Dead Rhetoric: How do you believe your side business ventures are going these days with the hot sauces, clothing, and jewelry? Do you enjoy these different creative outlets to help fuel your personal drive?

Caffery: Yeah, I do. The only time it gets to be a problem is when I have too much stuff to do. I’ll create some art stuff that needs my musical time, then some music stuff that needs my art time. I take care of my mom in a large house. I don’t sleep a lot. People think when I go on a TSO tour, they think I’m excited to go back to work. I’m excited to go to sleep. When I go on tour, I wake up in the morning, and it’s just the morning. I might have a 3 PM show, but other than getting up in the morning, I have nothing to do outside of taking a shower. I sleep four hours on these other days. It’s all great to do, I love making art, I love doing the hot sauce, I wish I had a stunt double and more time.

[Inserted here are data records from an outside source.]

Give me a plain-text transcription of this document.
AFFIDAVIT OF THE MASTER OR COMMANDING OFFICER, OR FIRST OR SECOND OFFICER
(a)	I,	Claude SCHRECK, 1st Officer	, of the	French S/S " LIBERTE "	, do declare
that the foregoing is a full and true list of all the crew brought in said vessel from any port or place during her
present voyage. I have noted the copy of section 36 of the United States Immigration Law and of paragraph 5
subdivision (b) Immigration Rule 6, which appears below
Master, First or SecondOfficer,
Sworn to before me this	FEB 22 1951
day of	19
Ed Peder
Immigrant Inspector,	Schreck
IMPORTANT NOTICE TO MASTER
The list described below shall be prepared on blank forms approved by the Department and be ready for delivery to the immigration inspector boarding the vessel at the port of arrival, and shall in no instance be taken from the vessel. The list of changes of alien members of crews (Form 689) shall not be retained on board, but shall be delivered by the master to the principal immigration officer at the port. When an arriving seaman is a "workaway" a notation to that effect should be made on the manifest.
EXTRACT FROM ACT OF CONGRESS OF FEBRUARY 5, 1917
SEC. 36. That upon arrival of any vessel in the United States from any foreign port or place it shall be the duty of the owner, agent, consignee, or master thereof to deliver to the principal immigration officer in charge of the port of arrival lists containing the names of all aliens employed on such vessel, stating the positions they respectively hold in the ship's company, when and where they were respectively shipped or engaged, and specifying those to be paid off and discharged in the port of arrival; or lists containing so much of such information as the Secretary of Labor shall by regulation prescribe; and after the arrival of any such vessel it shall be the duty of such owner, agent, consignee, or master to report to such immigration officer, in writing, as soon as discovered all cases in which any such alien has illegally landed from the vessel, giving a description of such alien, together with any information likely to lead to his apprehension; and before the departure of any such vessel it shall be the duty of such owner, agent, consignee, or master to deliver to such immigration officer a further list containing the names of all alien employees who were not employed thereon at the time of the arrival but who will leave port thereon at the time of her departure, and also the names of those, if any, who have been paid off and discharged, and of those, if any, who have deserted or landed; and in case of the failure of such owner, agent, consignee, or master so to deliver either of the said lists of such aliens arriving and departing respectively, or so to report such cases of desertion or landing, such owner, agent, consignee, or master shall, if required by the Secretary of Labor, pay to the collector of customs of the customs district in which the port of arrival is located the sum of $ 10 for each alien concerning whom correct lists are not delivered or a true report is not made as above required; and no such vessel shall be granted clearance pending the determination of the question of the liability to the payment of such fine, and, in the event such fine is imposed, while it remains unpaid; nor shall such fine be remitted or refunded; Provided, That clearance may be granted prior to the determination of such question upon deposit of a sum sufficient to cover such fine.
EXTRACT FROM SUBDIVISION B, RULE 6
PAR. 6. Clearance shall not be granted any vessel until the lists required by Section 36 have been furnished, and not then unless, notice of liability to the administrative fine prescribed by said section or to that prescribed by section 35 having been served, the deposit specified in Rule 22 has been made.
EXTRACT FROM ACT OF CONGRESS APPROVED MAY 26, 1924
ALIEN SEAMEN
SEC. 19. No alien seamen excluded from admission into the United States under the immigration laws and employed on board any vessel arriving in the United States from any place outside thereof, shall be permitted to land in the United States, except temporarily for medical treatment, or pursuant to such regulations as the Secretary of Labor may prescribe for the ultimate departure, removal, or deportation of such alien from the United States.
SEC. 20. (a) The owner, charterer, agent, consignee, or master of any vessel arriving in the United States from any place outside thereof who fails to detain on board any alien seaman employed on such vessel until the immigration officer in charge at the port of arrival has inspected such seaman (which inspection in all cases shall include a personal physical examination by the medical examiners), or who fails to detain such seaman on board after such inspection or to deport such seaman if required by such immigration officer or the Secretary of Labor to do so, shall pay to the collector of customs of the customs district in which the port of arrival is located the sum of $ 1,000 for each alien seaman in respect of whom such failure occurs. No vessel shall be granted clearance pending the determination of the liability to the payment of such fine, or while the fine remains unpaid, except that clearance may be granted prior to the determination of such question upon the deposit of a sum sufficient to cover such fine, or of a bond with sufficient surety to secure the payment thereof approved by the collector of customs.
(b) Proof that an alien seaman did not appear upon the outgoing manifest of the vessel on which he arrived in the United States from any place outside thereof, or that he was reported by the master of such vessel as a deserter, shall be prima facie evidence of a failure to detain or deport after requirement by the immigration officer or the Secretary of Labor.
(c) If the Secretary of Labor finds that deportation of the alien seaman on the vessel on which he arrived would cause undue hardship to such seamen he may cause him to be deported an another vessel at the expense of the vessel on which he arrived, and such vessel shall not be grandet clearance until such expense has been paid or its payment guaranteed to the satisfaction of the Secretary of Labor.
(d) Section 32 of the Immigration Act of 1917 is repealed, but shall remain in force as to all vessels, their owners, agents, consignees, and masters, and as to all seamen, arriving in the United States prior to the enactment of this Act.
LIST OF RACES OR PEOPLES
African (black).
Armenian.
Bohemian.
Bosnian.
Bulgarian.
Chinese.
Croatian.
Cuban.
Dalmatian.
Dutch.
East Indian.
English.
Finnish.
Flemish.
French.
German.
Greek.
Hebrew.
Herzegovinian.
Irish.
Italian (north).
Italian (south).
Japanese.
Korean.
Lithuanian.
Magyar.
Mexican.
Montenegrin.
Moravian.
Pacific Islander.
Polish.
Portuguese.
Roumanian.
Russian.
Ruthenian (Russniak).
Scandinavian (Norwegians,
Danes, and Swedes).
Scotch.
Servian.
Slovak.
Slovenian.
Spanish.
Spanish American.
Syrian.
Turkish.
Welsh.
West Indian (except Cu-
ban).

Dead Rhetoric: How does the next twelve to eighteen months shape up for music activities related to Chris Caffery as far as shows, touring, recording, promotion, etc.?

Caffery: The next TSO tour, I already have heard where we are going to be this year in November and December. It gets booked a year in advance, the production is already being done. Until then, I will do some shows with Jimmy Sturr and his orchestra, it’s a local thing. Playing rock songs. I don’t know what else will happen live. I will write another solo record, do what I am doing here. TSO will work on releasing some of Paul’s unreleased music, Savatage has the vinyl re-releases finishing. I want to try to do some form of vinyl for my solo stuff. Piece some things together. I will do some hot sauce conventions around the country, keep doing what I’m doing.